Hence, a continual upward trend in prices. However, in order to get the absolute best price possible, there are management and marketing strategies producers can implement. The first step requires an understanding of the industry’s seasonal markets. 

Seasonal Markets 

 The sheep and goat industries have clearly defined seasonal markets. Research indicates consistent, predictable times of the year when demand for product is high. In most cases, the time when demand is high, the supply is low. The reverse is also true, when supply is high, demand is low. 

 This discrepancy is related to several factors. First, most sheep and goats are born during January through May. This makes the lambs or kids ready to market in the summer or early fall months. 

 However, most of the holidays in which people want to eat goat meat or sheep meat occur in the winter months or early spring months. “So, we have higher supply when we have lower demand and we have higher demand when we have a lower meat supply and that happens every year,” Lutes said. 

 Secondly, most lambs and kids are born later in the winter and in early spring because ewes and does go through a period of anestrus in the summertime. Ewes and does are considered short-day breeders, meaning they cycle during days with fewer hours of sunlight and cooler temperatures. The long, hot days of summer sends ewes and does into a temporary state of anestrus – a time when ewes and does do not ovulate. 

Market Highs and Lows

Years of research and data collection provide an indicator of the best time for most producers to sell their animals. Seasonal price highs occur in late fall to mid-spring and seasonal price lows happen beginning in early summer and through late fall. “We can have as much as a 25 percent price swing between market highs and market lows for the year,” Lutes added. 

Therefore, preparing to sell animals when the market reaches its peak, ensures producers will maximize profits. According to years of market data, the above average annual high price for goats occurs in April and the average annual low price happens in September. As for sheep, the market high was in December and low in August. The higher prices typically are tied to demand and holiday celebrations. “A lot of that revolves around the Easter market and when Easter falls, especially the marketing month before Easter, it is often the strongest demand point in the year,” Lutes explained.

Preparing to Hit the Market Highs

In order to sell animals when the market peaks, the animals must be ready at the right time. This requires making sure does and ewes are bred to kid and lamb at the end of December or beginning of January. In these cases, the animals can be marketed when prices are in the above average window for the year. 

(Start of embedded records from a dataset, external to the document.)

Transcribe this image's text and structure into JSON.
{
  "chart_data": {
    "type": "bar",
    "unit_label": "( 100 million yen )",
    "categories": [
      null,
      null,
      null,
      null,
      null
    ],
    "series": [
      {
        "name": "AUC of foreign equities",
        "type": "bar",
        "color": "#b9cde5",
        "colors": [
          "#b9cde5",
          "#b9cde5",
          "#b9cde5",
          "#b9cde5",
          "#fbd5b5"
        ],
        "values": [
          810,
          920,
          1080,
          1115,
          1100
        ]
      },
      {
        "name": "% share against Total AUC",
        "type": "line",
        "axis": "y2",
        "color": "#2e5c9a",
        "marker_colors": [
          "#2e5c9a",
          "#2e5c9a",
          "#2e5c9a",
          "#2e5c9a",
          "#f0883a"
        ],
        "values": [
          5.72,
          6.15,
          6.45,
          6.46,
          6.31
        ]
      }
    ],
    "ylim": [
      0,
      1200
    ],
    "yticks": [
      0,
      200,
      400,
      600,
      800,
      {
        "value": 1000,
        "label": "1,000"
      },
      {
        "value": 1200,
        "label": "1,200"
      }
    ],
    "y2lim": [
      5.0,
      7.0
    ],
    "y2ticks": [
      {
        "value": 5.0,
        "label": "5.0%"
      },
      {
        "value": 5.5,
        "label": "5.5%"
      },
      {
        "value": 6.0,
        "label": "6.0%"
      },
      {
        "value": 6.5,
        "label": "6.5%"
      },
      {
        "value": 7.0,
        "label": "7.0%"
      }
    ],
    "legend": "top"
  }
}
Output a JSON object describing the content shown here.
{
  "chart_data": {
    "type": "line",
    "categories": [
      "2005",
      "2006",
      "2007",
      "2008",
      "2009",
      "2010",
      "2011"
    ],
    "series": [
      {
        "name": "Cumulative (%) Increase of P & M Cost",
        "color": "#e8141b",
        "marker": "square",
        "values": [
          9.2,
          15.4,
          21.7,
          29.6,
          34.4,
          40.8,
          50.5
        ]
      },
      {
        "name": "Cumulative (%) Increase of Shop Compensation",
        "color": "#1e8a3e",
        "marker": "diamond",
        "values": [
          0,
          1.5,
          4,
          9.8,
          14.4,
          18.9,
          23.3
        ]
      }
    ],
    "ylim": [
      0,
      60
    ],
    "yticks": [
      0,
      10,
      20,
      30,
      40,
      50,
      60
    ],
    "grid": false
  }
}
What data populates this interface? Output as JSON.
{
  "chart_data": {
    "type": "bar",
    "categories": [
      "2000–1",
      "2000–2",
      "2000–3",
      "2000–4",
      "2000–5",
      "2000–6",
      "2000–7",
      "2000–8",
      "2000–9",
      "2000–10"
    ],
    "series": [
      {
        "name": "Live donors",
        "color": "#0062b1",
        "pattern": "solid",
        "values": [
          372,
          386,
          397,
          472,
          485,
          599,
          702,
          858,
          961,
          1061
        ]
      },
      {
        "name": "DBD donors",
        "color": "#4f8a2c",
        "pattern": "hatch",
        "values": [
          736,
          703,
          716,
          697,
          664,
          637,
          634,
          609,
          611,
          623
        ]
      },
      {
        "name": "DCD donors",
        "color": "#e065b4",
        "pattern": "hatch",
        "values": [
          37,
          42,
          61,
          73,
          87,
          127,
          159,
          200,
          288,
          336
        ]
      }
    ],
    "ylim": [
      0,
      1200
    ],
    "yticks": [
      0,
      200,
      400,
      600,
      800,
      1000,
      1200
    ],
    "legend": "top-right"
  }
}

 Due to ewes and does going through a period of anestrus in the summertime, it is difficult to get them to lamb or kid much sooner than late December. Another option for producers is to wait for kidding and lambing until April or May, then keep the kids and lambs to sell in January or February. 

Doubling and Tripling Money

Lutes recommends producers keep records to help them evaluate which animals are their top producers. One way to increase profits is to retain the does and ewes that are producing twins and triplets. 

Sheep and goats are capable of having and raising twins and triplets. One management strategy is to cull the does and ewes that are consistently producing single offspring. The does and ewes that raise twins and triplets are performing extra work that could have taken a whole other doe or ewe to do. Keeping the high performing animals will increase profits.